Cherokee Nation appoints new Supreme Court Justice

December 14, 2012

Angela Jones

TAHLEQUAH, Okla. — A longtime Tahlequah attorney is the newest Cherokee Nation Supreme Court Justice and second female to ever serve.

Principal Chief Bill John Baker recommended attorney Angela Jones to the key position, and the Cherokee Nation Tribal Council approved the appointment Dec. 10. Jones will take her oath and the bench in 2013.

“Angela Jones will be a great asset to the Cherokee Nation Supreme Court and the Cherokee people. I know she will fight to protect and uphold our constitution,” Cherokee Nation Principal Chief Bill John Baker said. “It’s also important to make sure we have balance on the bench, as she’ll be the first female to serve as a Supreme Court justice in several years. Her appointment is particularly significant, since the Cherokee Nation is a matriarchal society in which women are well respected and looked to for leadership.”

Jones is the second justice to be appointed since Baker took office.  Justice John Garrett, of Stilwell, was appointed in June. Jones, 43, will fill the seat vacated by Chief Justice Darrell Matlock, Jr. The justices will elect the new chief justice once Matlock’s term expires Dec. 31.

“I consider this a great honor as a Cherokee citizen, as a lawyer and mostly as a female,” Jones said. “I want to thank the members of the council and Chief Baker for their confidence in my abilities to do this job.”

Jones has been practicing law for nearly 20 years in Tahlequah and Muskogee.
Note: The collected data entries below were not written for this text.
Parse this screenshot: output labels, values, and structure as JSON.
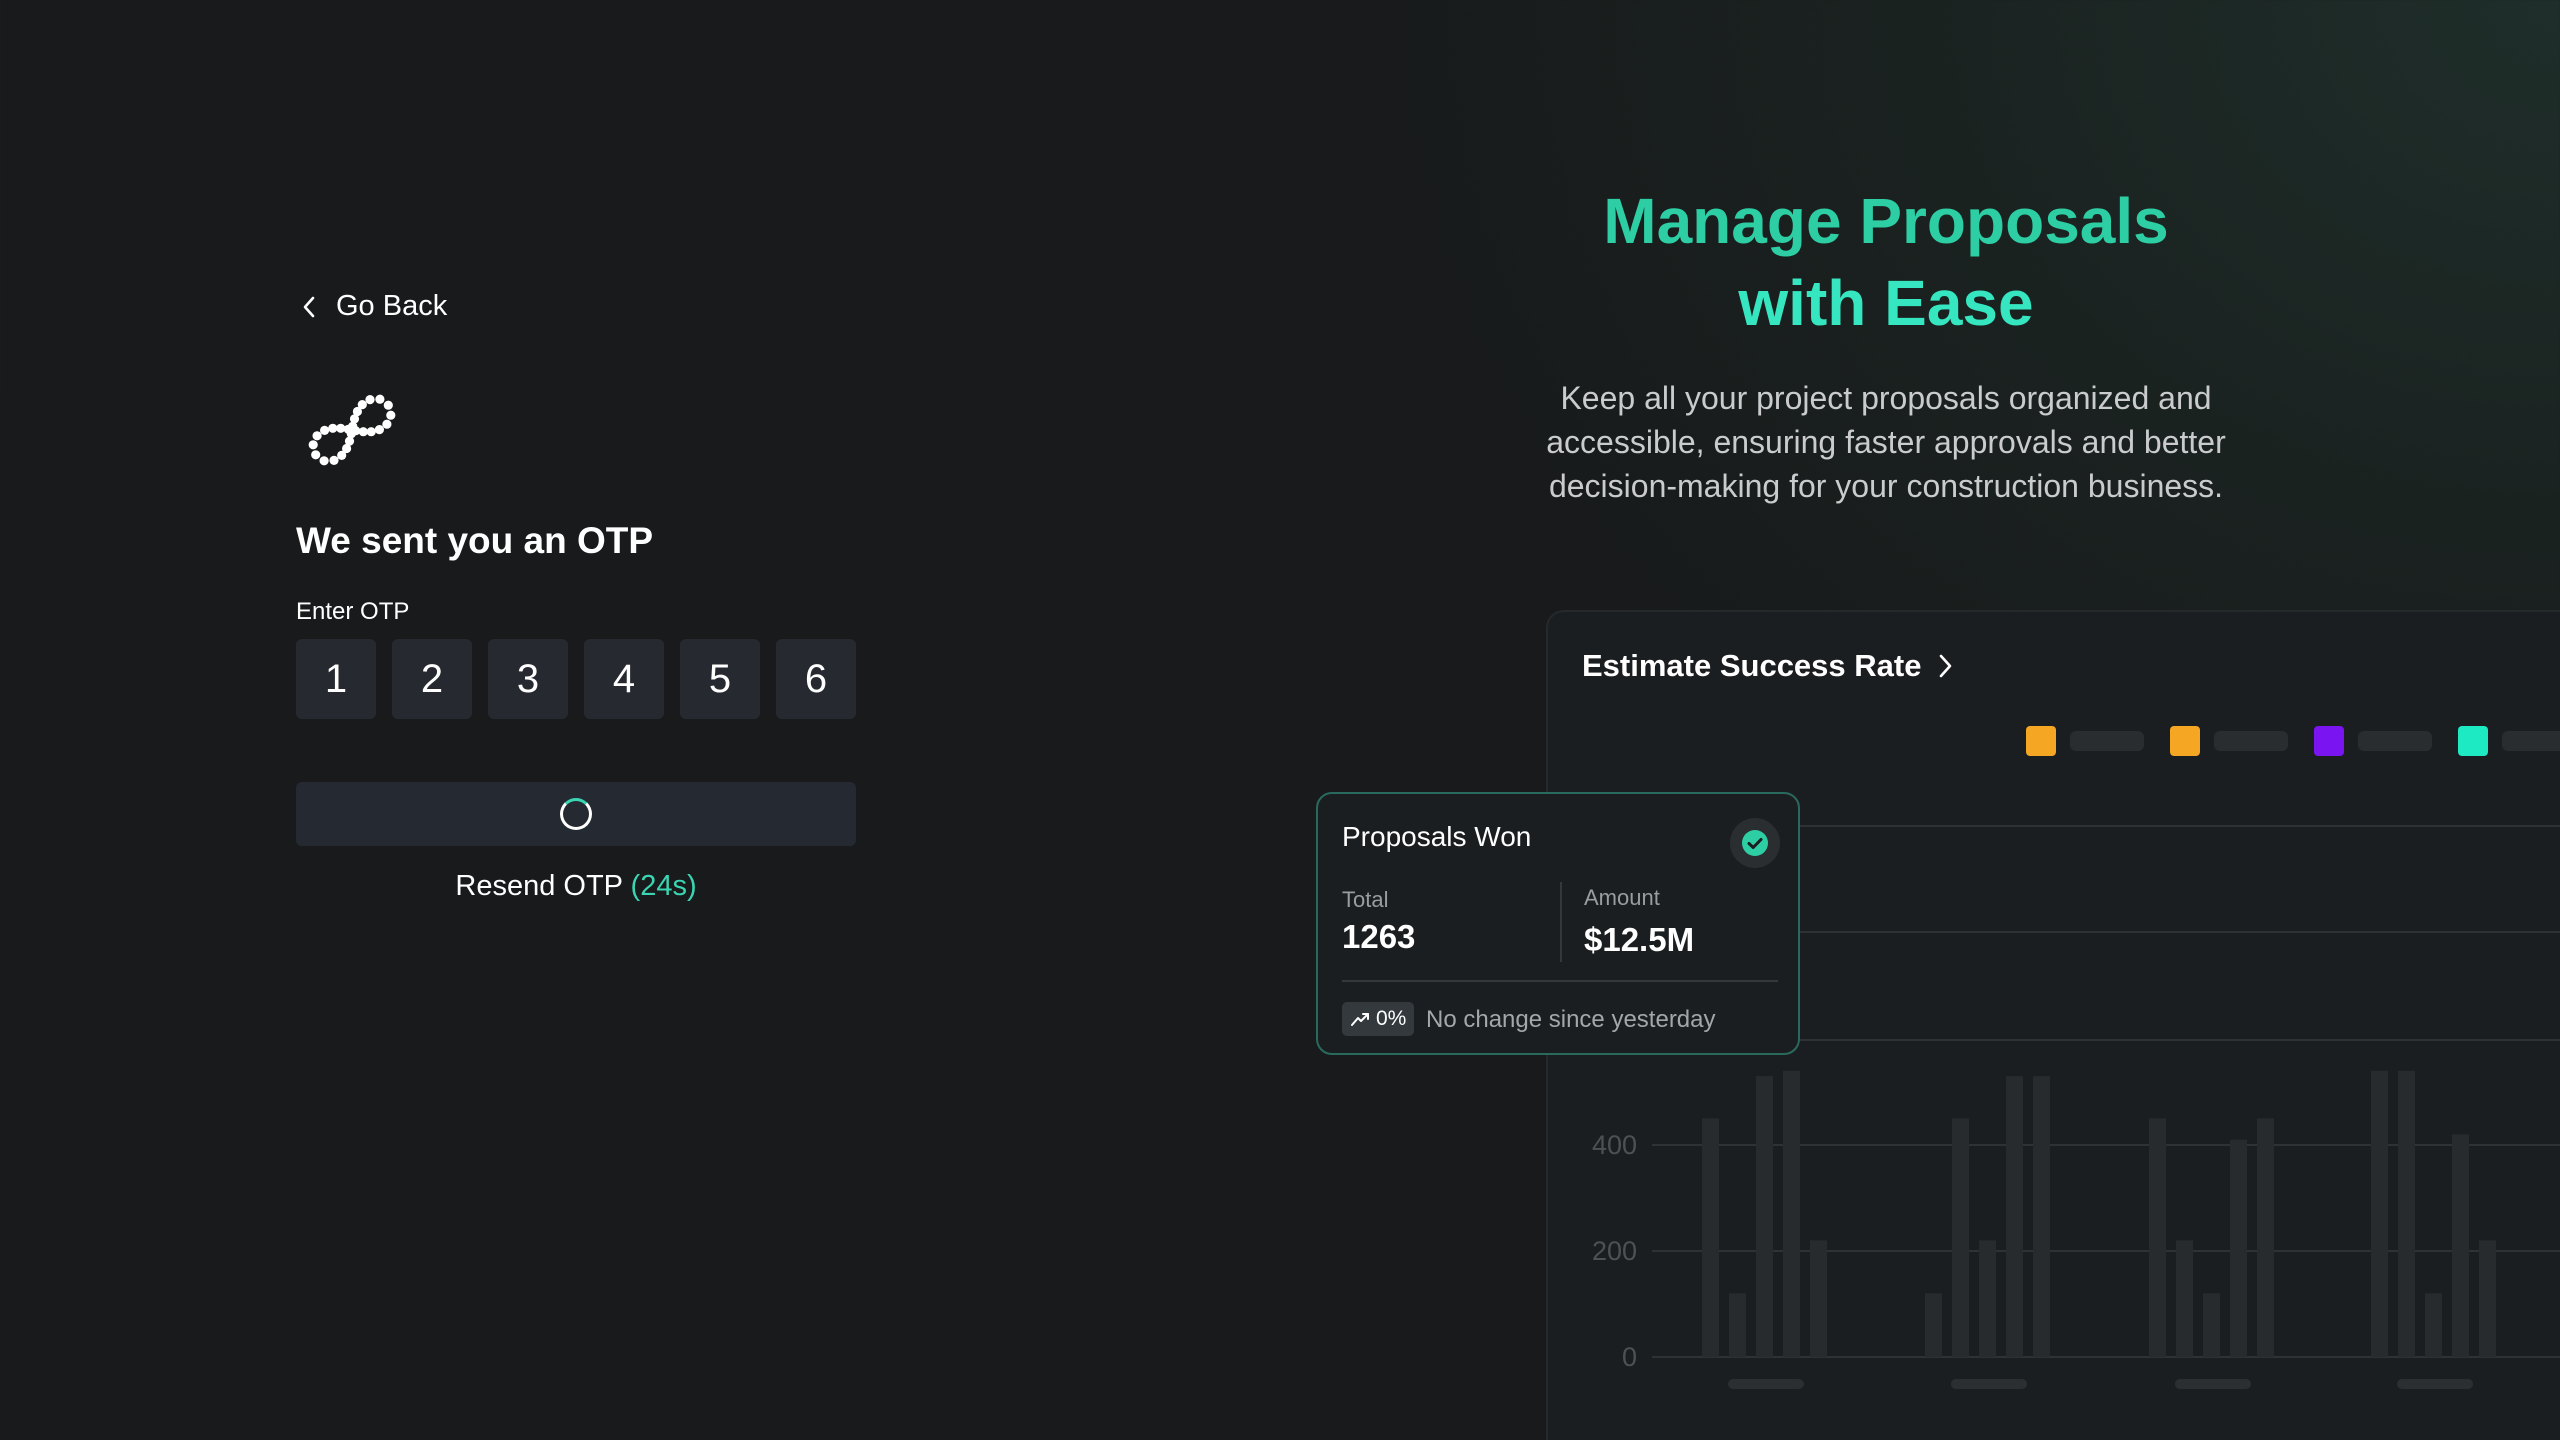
{
  "nav": {
    "go_back_label": "Go Back",
    "back_icon": "chevron-left-icon"
  },
  "logo": {
    "icon": "infinity-dots-logo"
  },
  "otp": {
    "title": "We sent you an OTP",
    "label": "Enter OTP",
    "digits": [
      "1",
      "2",
      "3",
      "4",
      "5",
      "6"
    ],
    "submit_state": "loading",
    "resend_label": "Resend OTP",
    "resend_timer": "(24s)"
  },
  "hero": {
    "title_line1": "Manage Proposals",
    "title_line2": "with Ease",
    "subtitle": "Keep all your project proposals organized and accessible, ensuring faster approvals and better decision-making for your construction business."
  },
  "panel": {
    "title": "Estimate Success Rate",
    "legend_colors": [
      "#f5a623",
      "#f5a623",
      "#7a14f0",
      "#1de9c2"
    ]
  },
  "chart_data": {
    "type": "bar",
    "title": "Estimate Success Rate",
    "xlabel": "",
    "ylabel": "",
    "yticks": [
      "0",
      "200",
      "400"
    ],
    "ylim": [
      0,
      800
    ],
    "groups": [
      {
        "values": [
          450,
          120,
          530,
          540,
          220
        ]
      },
      {
        "values": [
          120,
          450,
          220,
          530,
          530
        ]
      },
      {
        "values": [
          450,
          220,
          120,
          410,
          450
        ]
      },
      {
        "values": [
          540,
          540,
          120,
          420,
          220
        ]
      }
    ]
  },
  "card": {
    "title": "Proposals Won",
    "total_label": "Total",
    "total_value": "1263",
    "amount_label": "Amount",
    "amount_value": "$12.5M",
    "change_value": "0%",
    "change_text": "No change since yesterday",
    "accent": "#2dcea4"
  }
}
She served as the Asst. District Attorney for Muskogee County in 1995-96 and for Cherokee County in 2007. Jones also maintained a general practice in Tahlequah for several years. She currently serves the Cherokee Nation as a hearing officer for the tribe’s administrative appeals board regarding employee terminations and TERO certification.

Jones received a Bachelor of Science in Criminal Justice from Northeastern State University and graduated summa cum laude. She earned her law degree from the University of Tulsa and graduated in the top 10 percent of her class.

The Cherokee Nation Supreme Court is comprised of five justices and serve 10-year terms. The court decides cases ranging from child custody to election disputes and all other cases affecting the Cherokee people and its policies. 

In other business, Chief Baker and the Tribal Council honored two Cherokee teens from Hulbert and a Cherokee youth from Tahlequah Dec. 10 for acting as heroes. Chris Vance, 18, and Craig Potts, 17, seniors from Hulbert High School, rescued a family from a burning car at the Honor Heights Park Christmas lights show. Caleb Davis, a Briggs fourth-grader, used the Heimlich maneuver on a choking classmate at school last month.

At the meeting, the Tribal Council also approved the following:

Amended Cherokee Nation election laws to include at-large council seats now must live at-large upon filing starting in 2013.
A state burial designation for Cherokee Nation chiefs and deputy chiefs.
A Cherokee voter whose home straddles two voting districts can now choose which district they prefer to represent them.
The next Tribal Council meeting is slated for 6 p.m. Jan. 14 at the W.W. Keeler Complex in Tahlequah.